You guys have me re-thinking the drain-plug... Anyway, I drained from the radiator today and what came out was ORANGE and not very brown. Closest thing to describe it to would be buffalo sauce.
Before anyone asks, I have never put DEXCOOL in it.
I filled it up again with just straight water, let it heat, and dropped it again. I'm gonna repeat this process tomorrow (when I have more time) until it gets a clear as it gets. Then I plan to run the Prestone flush.
There is a LOT of residue caked to the filler neck on the radiator, it's really tough and I worry that if this stuff is whats coating the radiator (of course it is) Prestone won't be strong enough. At that point I'll use CLR.
With a dry radiator, how much coolant sits in the block?
Yeah, that drain plug has to be almost welded in with rust/corrosion and don't think I'd mess with it.
I've seen coolant/flushes come out real orange and believe that's just the rust in the system rather than an additive.
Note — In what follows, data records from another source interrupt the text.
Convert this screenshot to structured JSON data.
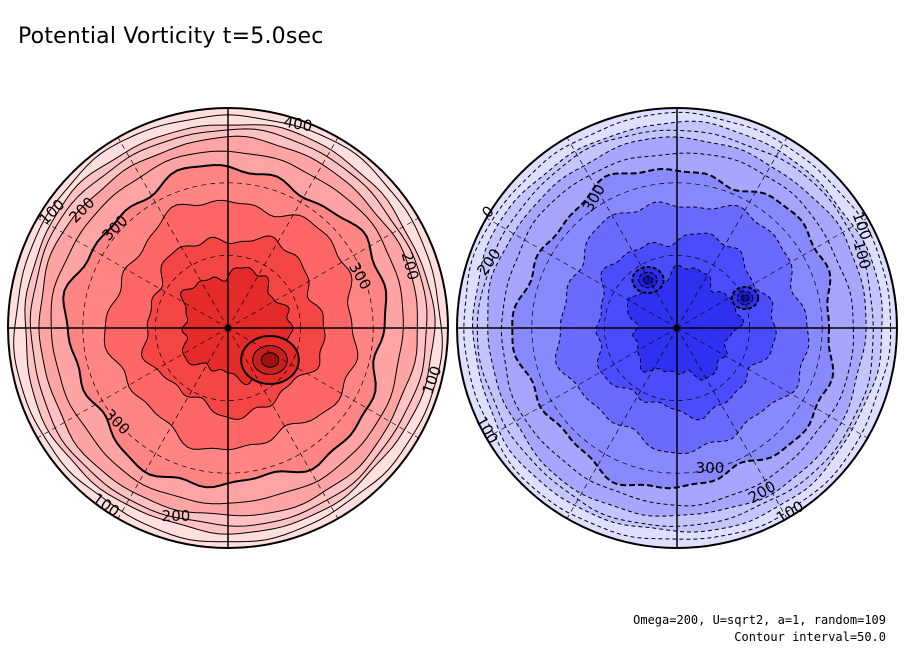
{
  "chart_data": {
    "type": "contour",
    "title": "Potential Vorticity t=5.0sec",
    "notes": [
      "Omega=200, U=sqrt2, a=1, random=109",
      "Contour interval=50.0"
    ],
    "contour_interval": 50.0,
    "panels": [
      {
        "name": "north-hemisphere",
        "sign": "positive",
        "palette": [
          "#ffdede",
          "#ffc2c2",
          "#ffa4a4",
          "#ff8585",
          "#ff6666",
          "#f64545",
          "#e52a2a"
        ],
        "labels": [
          "100",
          "200",
          "300",
          "300",
          "200",
          "100",
          "300",
          "100",
          "200",
          "400"
        ]
      },
      {
        "name": "south-hemisphere",
        "sign": "negative",
        "palette": [
          "#dedeff",
          "#c4c4ff",
          "#a6a6ff",
          "#8888ff",
          "#6a6aff",
          "#4c4cff",
          "#3030f0"
        ],
        "labels": [
          "0",
          "300",
          "200",
          "100",
          "100",
          "100",
          "300",
          "200",
          "100"
        ]
      }
    ]
  }
}
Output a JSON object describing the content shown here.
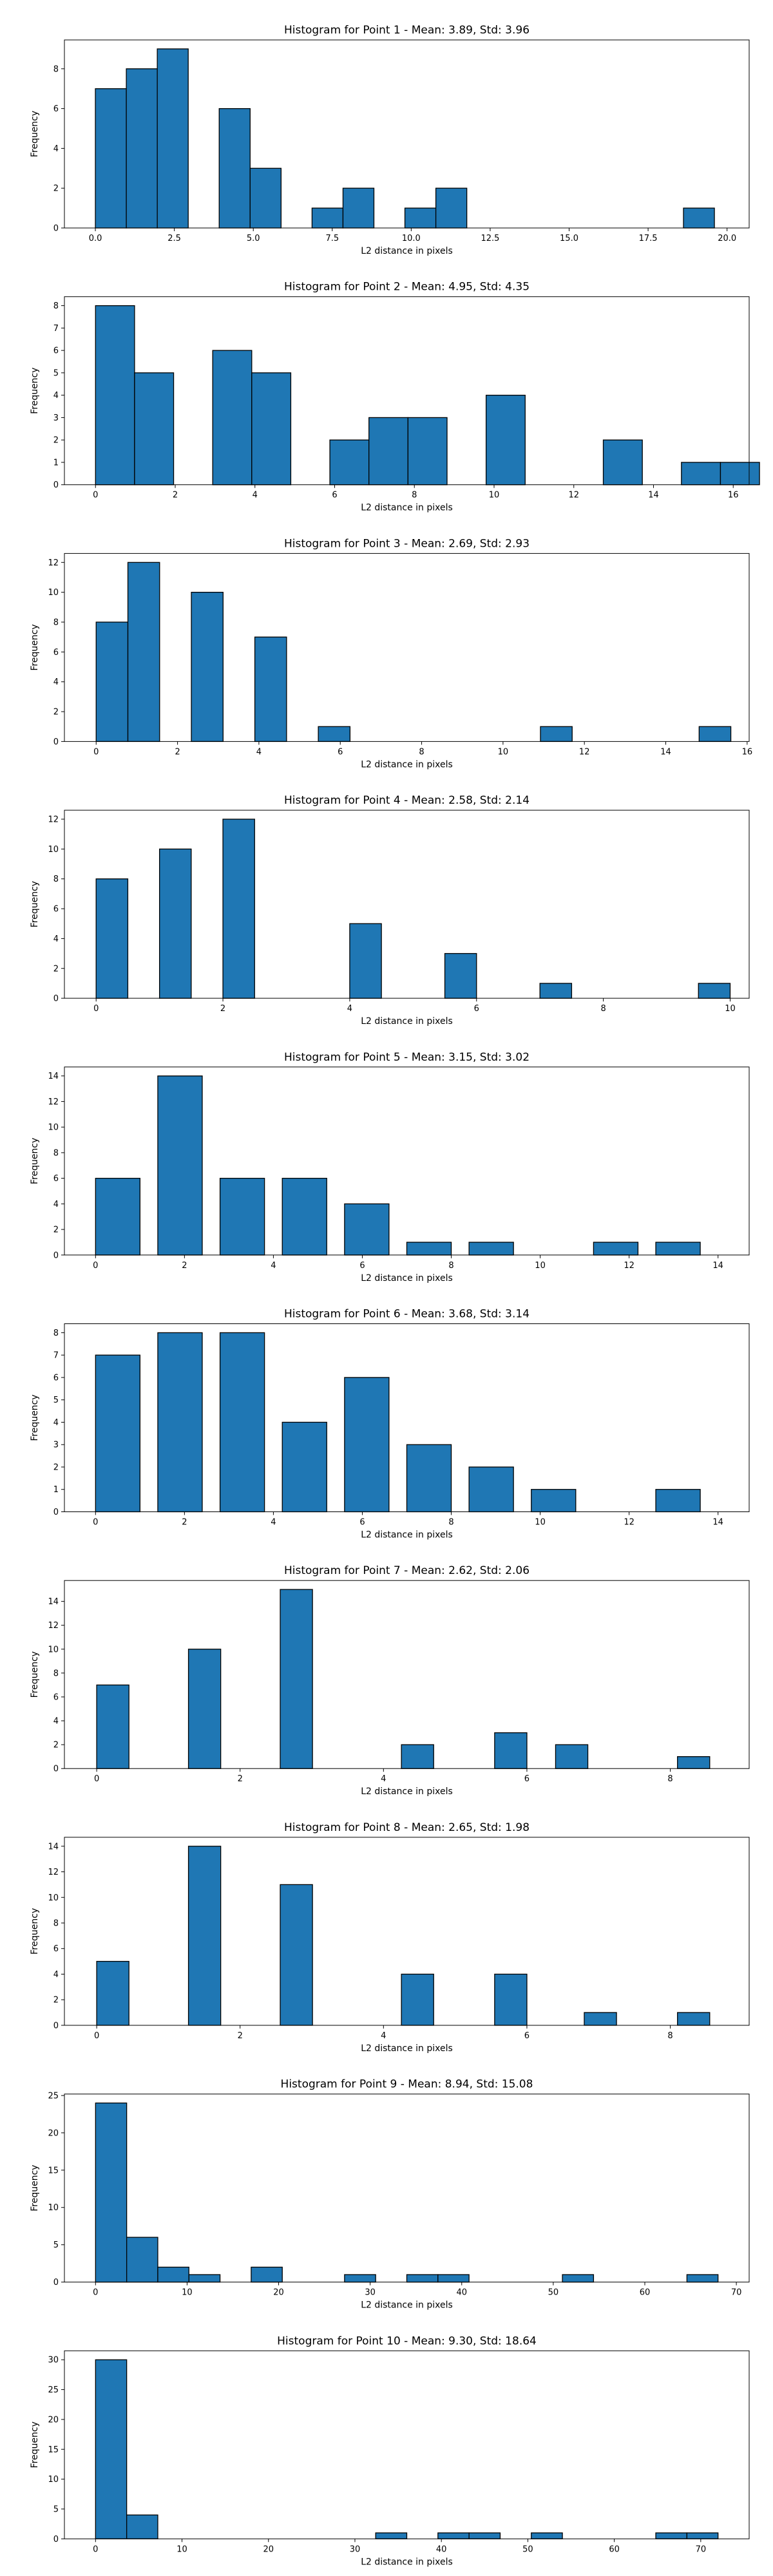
{
  "figure": {
    "bar_color": "#1f77b4",
    "edge_color": "#000000"
  },
  "chart_data": [
    {
      "type": "bar",
      "title": "Histogram for Point 1 - Mean: 3.89, Std: 3.96",
      "xlabel": "L2 distance in pixels",
      "ylabel": "Frequency",
      "xlim": [
        -0.98,
        20.7
      ],
      "ylim": [
        0,
        9.45
      ],
      "xticks": [
        0.0,
        2.5,
        5.0,
        7.5,
        10.0,
        12.5,
        15.0,
        17.5,
        20.0
      ],
      "xtick_labels": [
        "0.0",
        "2.5",
        "5.0",
        "7.5",
        "10.0",
        "12.5",
        "15.0",
        "17.5",
        "20.0"
      ],
      "yticks": [
        0,
        2,
        4,
        6,
        8
      ],
      "bins": [
        {
          "x0": 0.0,
          "x1": 0.98,
          "count": 7
        },
        {
          "x0": 0.98,
          "x1": 1.96,
          "count": 8
        },
        {
          "x0": 1.96,
          "x1": 2.94,
          "count": 9
        },
        {
          "x0": 3.92,
          "x1": 4.9,
          "count": 6
        },
        {
          "x0": 4.9,
          "x1": 5.88,
          "count": 3
        },
        {
          "x0": 6.86,
          "x1": 7.84,
          "count": 1
        },
        {
          "x0": 7.84,
          "x1": 8.82,
          "count": 2
        },
        {
          "x0": 9.8,
          "x1": 10.78,
          "count": 1
        },
        {
          "x0": 10.78,
          "x1": 11.76,
          "count": 2
        },
        {
          "x0": 18.62,
          "x1": 19.6,
          "count": 1
        }
      ]
    },
    {
      "type": "bar",
      "title": "Histogram for Point 2 - Mean: 4.95, Std: 4.35",
      "xlabel": "L2 distance in pixels",
      "ylabel": "Frequency",
      "xlim": [
        -0.78,
        16.4
      ],
      "ylim": [
        0,
        8.4
      ],
      "xticks": [
        0,
        2,
        4,
        6,
        8,
        10,
        12,
        14,
        16
      ],
      "xtick_labels": [
        "0",
        "2",
        "4",
        "6",
        "8",
        "10",
        "12",
        "14",
        "16"
      ],
      "yticks": [
        0,
        1,
        2,
        3,
        4,
        5,
        6,
        7,
        8
      ],
      "bins": [
        {
          "x0": 0.0,
          "x1": 0.98,
          "count": 8
        },
        {
          "x0": 0.98,
          "x1": 1.96,
          "count": 5
        },
        {
          "x0": 2.94,
          "x1": 3.92,
          "count": 6
        },
        {
          "x0": 3.92,
          "x1": 4.9,
          "count": 5
        },
        {
          "x0": 5.88,
          "x1": 6.86,
          "count": 2
        },
        {
          "x0": 6.86,
          "x1": 7.84,
          "count": 3
        },
        {
          "x0": 7.84,
          "x1": 8.82,
          "count": 3
        },
        {
          "x0": 9.8,
          "x1": 10.78,
          "count": 4
        },
        {
          "x0": 12.74,
          "x1": 13.72,
          "count": 2
        },
        {
          "x0": 14.7,
          "x1": 15.68,
          "count": 1
        },
        {
          "x0": 15.68,
          "x1": 16.66,
          "count": 1
        }
      ]
    },
    {
      "type": "bar",
      "title": "Histogram for Point 3 - Mean: 2.69, Std: 2.93",
      "xlabel": "L2 distance in pixels",
      "ylabel": "Frequency",
      "xlim": [
        -0.78,
        16.05
      ],
      "ylim": [
        0,
        12.6
      ],
      "xticks": [
        0,
        2,
        4,
        6,
        8,
        10,
        12,
        14,
        16
      ],
      "xtick_labels": [
        "0",
        "2",
        "4",
        "6",
        "8",
        "10",
        "12",
        "14",
        "16"
      ],
      "yticks": [
        0,
        2,
        4,
        6,
        8,
        10,
        12
      ],
      "bins": [
        {
          "x0": 0.0,
          "x1": 0.78,
          "count": 8
        },
        {
          "x0": 0.78,
          "x1": 1.56,
          "count": 12
        },
        {
          "x0": 2.34,
          "x1": 3.12,
          "count": 10
        },
        {
          "x0": 3.9,
          "x1": 4.68,
          "count": 7
        },
        {
          "x0": 5.46,
          "x1": 6.24,
          "count": 1
        },
        {
          "x0": 10.92,
          "x1": 11.7,
          "count": 1
        },
        {
          "x0": 14.82,
          "x1": 15.6,
          "count": 1
        }
      ]
    },
    {
      "type": "bar",
      "title": "Histogram for Point 4 - Mean: 2.58, Std: 2.14",
      "xlabel": "L2 distance in pixels",
      "ylabel": "Frequency",
      "xlim": [
        -0.5,
        10.3
      ],
      "ylim": [
        0,
        12.6
      ],
      "xticks": [
        0,
        2,
        4,
        6,
        8,
        10
      ],
      "xtick_labels": [
        "0",
        "2",
        "4",
        "6",
        "8",
        "10"
      ],
      "yticks": [
        0,
        2,
        4,
        6,
        8,
        10,
        12
      ],
      "bins": [
        {
          "x0": 0.0,
          "x1": 0.5,
          "count": 8
        },
        {
          "x0": 1.0,
          "x1": 1.5,
          "count": 10
        },
        {
          "x0": 2.0,
          "x1": 2.5,
          "count": 12
        },
        {
          "x0": 4.0,
          "x1": 4.5,
          "count": 5
        },
        {
          "x0": 5.5,
          "x1": 6.0,
          "count": 3
        },
        {
          "x0": 7.0,
          "x1": 7.5,
          "count": 1
        },
        {
          "x0": 9.5,
          "x1": 10.0,
          "count": 1
        }
      ]
    },
    {
      "type": "bar",
      "title": "Histogram for Point 5 - Mean: 3.15, Std: 3.02",
      "xlabel": "L2 distance in pixels",
      "ylabel": "Frequency",
      "xlim": [
        -0.7,
        14.7
      ],
      "ylim": [
        0,
        14.7
      ],
      "xticks": [
        0,
        2,
        4,
        6,
        8,
        10,
        12,
        14
      ],
      "xtick_labels": [
        "0",
        "2",
        "4",
        "6",
        "8",
        "10",
        "12",
        "14"
      ],
      "yticks": [
        0,
        2,
        4,
        6,
        8,
        10,
        12,
        14
      ],
      "bins": [
        {
          "x0": 0.0,
          "x1": 1.0,
          "count": 6
        },
        {
          "x0": 1.4,
          "x1": 2.4,
          "count": 14
        },
        {
          "x0": 2.8,
          "x1": 3.8,
          "count": 6
        },
        {
          "x0": 4.2,
          "x1": 5.2,
          "count": 6
        },
        {
          "x0": 5.6,
          "x1": 6.6,
          "count": 4
        },
        {
          "x0": 7.0,
          "x1": 8.0,
          "count": 1
        },
        {
          "x0": 8.4,
          "x1": 9.4,
          "count": 1
        },
        {
          "x0": 11.2,
          "x1": 12.2,
          "count": 1
        },
        {
          "x0": 12.6,
          "x1": 13.6,
          "count": 1
        }
      ]
    },
    {
      "type": "bar",
      "title": "Histogram for Point 6 - Mean: 3.68, Std: 3.14",
      "xlabel": "L2 distance in pixels",
      "ylabel": "Frequency",
      "xlim": [
        -0.7,
        14.7
      ],
      "ylim": [
        0,
        8.4
      ],
      "xticks": [
        0,
        2,
        4,
        6,
        8,
        10,
        12,
        14
      ],
      "xtick_labels": [
        "0",
        "2",
        "4",
        "6",
        "8",
        "10",
        "12",
        "14"
      ],
      "yticks": [
        0,
        1,
        2,
        3,
        4,
        5,
        6,
        7,
        8
      ],
      "bins": [
        {
          "x0": 0.0,
          "x1": 1.0,
          "count": 7
        },
        {
          "x0": 1.4,
          "x1": 2.4,
          "count": 8
        },
        {
          "x0": 2.8,
          "x1": 3.8,
          "count": 8
        },
        {
          "x0": 4.2,
          "x1": 5.2,
          "count": 4
        },
        {
          "x0": 5.6,
          "x1": 6.6,
          "count": 6
        },
        {
          "x0": 7.0,
          "x1": 8.0,
          "count": 3
        },
        {
          "x0": 8.4,
          "x1": 9.4,
          "count": 2
        },
        {
          "x0": 9.8,
          "x1": 10.8,
          "count": 1
        },
        {
          "x0": 12.6,
          "x1": 13.6,
          "count": 1
        }
      ]
    },
    {
      "type": "bar",
      "title": "Histogram for Point 7 - Mean: 2.62, Std: 2.06",
      "xlabel": "L2 distance in pixels",
      "ylabel": "Frequency",
      "xlim": [
        -0.45,
        9.1
      ],
      "ylim": [
        0,
        15.75
      ],
      "xticks": [
        0,
        2,
        4,
        6,
        8
      ],
      "xtick_labels": [
        "0",
        "2",
        "4",
        "6",
        "8"
      ],
      "yticks": [
        0,
        2,
        4,
        6,
        8,
        10,
        12,
        14
      ],
      "bins": [
        {
          "x0": 0.0,
          "x1": 0.45,
          "count": 7
        },
        {
          "x0": 1.28,
          "x1": 1.73,
          "count": 10
        },
        {
          "x0": 2.56,
          "x1": 3.01,
          "count": 15
        },
        {
          "x0": 4.25,
          "x1": 4.7,
          "count": 2
        },
        {
          "x0": 5.55,
          "x1": 6.0,
          "count": 3
        },
        {
          "x0": 6.4,
          "x1": 6.85,
          "count": 2
        },
        {
          "x0": 8.1,
          "x1": 8.55,
          "count": 1
        }
      ]
    },
    {
      "type": "bar",
      "title": "Histogram for Point 8 - Mean: 2.65, Std: 1.98",
      "xlabel": "L2 distance in pixels",
      "ylabel": "Frequency",
      "xlim": [
        -0.45,
        9.1
      ],
      "ylim": [
        0,
        14.7
      ],
      "xticks": [
        0,
        2,
        4,
        6,
        8
      ],
      "xtick_labels": [
        "0",
        "2",
        "4",
        "6",
        "8"
      ],
      "yticks": [
        0,
        2,
        4,
        6,
        8,
        10,
        12,
        14
      ],
      "bins": [
        {
          "x0": 0.0,
          "x1": 0.45,
          "count": 5
        },
        {
          "x0": 1.28,
          "x1": 1.73,
          "count": 14
        },
        {
          "x0": 2.56,
          "x1": 3.01,
          "count": 11
        },
        {
          "x0": 4.25,
          "x1": 4.7,
          "count": 4
        },
        {
          "x0": 5.55,
          "x1": 6.0,
          "count": 4
        },
        {
          "x0": 6.8,
          "x1": 7.25,
          "count": 1
        },
        {
          "x0": 8.1,
          "x1": 8.55,
          "count": 1
        }
      ]
    },
    {
      "type": "bar",
      "title": "Histogram for Point 9 - Mean: 8.94, Std: 15.08",
      "xlabel": "L2 distance in pixels",
      "ylabel": "Frequency",
      "xlim": [
        -3.4,
        71.4
      ],
      "ylim": [
        0,
        25.2
      ],
      "xticks": [
        0,
        10,
        20,
        30,
        40,
        50,
        60,
        70
      ],
      "xtick_labels": [
        "0",
        "10",
        "20",
        "30",
        "40",
        "50",
        "60",
        "70"
      ],
      "yticks": [
        0,
        5,
        10,
        15,
        20,
        25
      ],
      "bins": [
        {
          "x0": 0.0,
          "x1": 3.4,
          "count": 24
        },
        {
          "x0": 3.4,
          "x1": 6.8,
          "count": 6
        },
        {
          "x0": 6.8,
          "x1": 10.2,
          "count": 2
        },
        {
          "x0": 10.2,
          "x1": 13.6,
          "count": 1
        },
        {
          "x0": 17.0,
          "x1": 20.4,
          "count": 2
        },
        {
          "x0": 27.2,
          "x1": 30.6,
          "count": 1
        },
        {
          "x0": 34.0,
          "x1": 37.4,
          "count": 1
        },
        {
          "x0": 37.4,
          "x1": 40.8,
          "count": 1
        },
        {
          "x0": 51.0,
          "x1": 54.4,
          "count": 1
        },
        {
          "x0": 64.6,
          "x1": 68.0,
          "count": 1
        }
      ]
    },
    {
      "type": "bar",
      "title": "Histogram for Point 10 - Mean: 9.30, Std: 18.64",
      "xlabel": "L2 distance in pixels",
      "ylabel": "Frequency",
      "xlim": [
        -3.6,
        75.6
      ],
      "ylim": [
        0,
        31.5
      ],
      "xticks": [
        0,
        10,
        20,
        30,
        40,
        50,
        60,
        70
      ],
      "xtick_labels": [
        "0",
        "10",
        "20",
        "30",
        "40",
        "50",
        "60",
        "70"
      ],
      "yticks": [
        0,
        5,
        10,
        15,
        20,
        25,
        30
      ],
      "bins": [
        {
          "x0": 0.0,
          "x1": 3.6,
          "count": 30
        },
        {
          "x0": 3.6,
          "x1": 7.2,
          "count": 4
        },
        {
          "x0": 32.4,
          "x1": 36.0,
          "count": 1
        },
        {
          "x0": 39.6,
          "x1": 43.2,
          "count": 1
        },
        {
          "x0": 43.2,
          "x1": 46.8,
          "count": 1
        },
        {
          "x0": 50.4,
          "x1": 54.0,
          "count": 1
        },
        {
          "x0": 64.8,
          "x1": 68.4,
          "count": 1
        },
        {
          "x0": 68.4,
          "x1": 72.0,
          "count": 1
        }
      ]
    }
  ]
}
Sounds like you're doing it right by flushing w/water 1st and then go with a fast flush or CLR. If I'm not waiting for the block to cool down all the way before I run another batch of water through it I'll add hot water with a garden watering jug so I don't shock the block/system with real cold water.
If you have that much rust in the rad so it's caked in around the inside of the filler neck I'm surprised it hasn't been running hot or overheating. I just replaced my OE rad last year on my 96 4.0 when it developed a leak near the top seam. Even still had the Chrysler sticker on the plastic side and surprised it lasted 16 years.
Not sure how much liquid is retained in the block, heater core, hoses, etc, but don't believe it matters since you're flushing it. The FSM only gives refill capacities rather than complete cooling system capacity. Refill for the 4.0 w/standard cooling system is 9.3qts (8.8L) and for the 4.0 heavy duty cooling system it's 10qts (9.5L). HD cooling system is indicated with a trans cooler in front of the radiator which comes with the tow group.
Hopefully you have your heater set to high when flushing the system so it goes through the heater core. Also helps to back flush the core and disconnect your hoses at the front/right of the valve cover rather than possibly damaging the soft copper tubes coming out of the firewall. When I replaced my AC evaporator I also replaced the heater core and while I was trying to be careful I could not get the hoses off of the core w/o bending or half-crimping these soft copper tubes. Didn't matter since was replacing the core anyhow.
When you finally add the coolant to the system buy the pure anti-freeze concentrate. Then buy a gal of distilled water (no minerals/calcium) and mix it 50/50. I use Prestone and mix it in another empty gal jug then mark them 50/50 so I know it's pre-mixed. Good luck!
So he just pumped everything in his cooling system onto the driveway? I wouldn't do that if I were you. Will anything happen? Probably not but should the wrong person see what you're doing and you'll get hit with some pretty hefty fines.
Agree, that video is a pretty poor example of disposing of the coolant or a flushing additive! Wouldn't doubt any type of acidic flush/with rust could stain concrete for a while too. Big time fines if going down a storm sewer drain.
It's interesting the Fed/State EPA's recommend pouring used anti-freeze down your drain/toilet and to dispose of it. This is only for residents on a municipal sewage system, not for septic-type systems, and the antifreeze is supposed to be watered down enough where it won't harm anything. Imagine you're supposed to do the same with an used acidic flush additive since know of no other place which will take it to dispose of.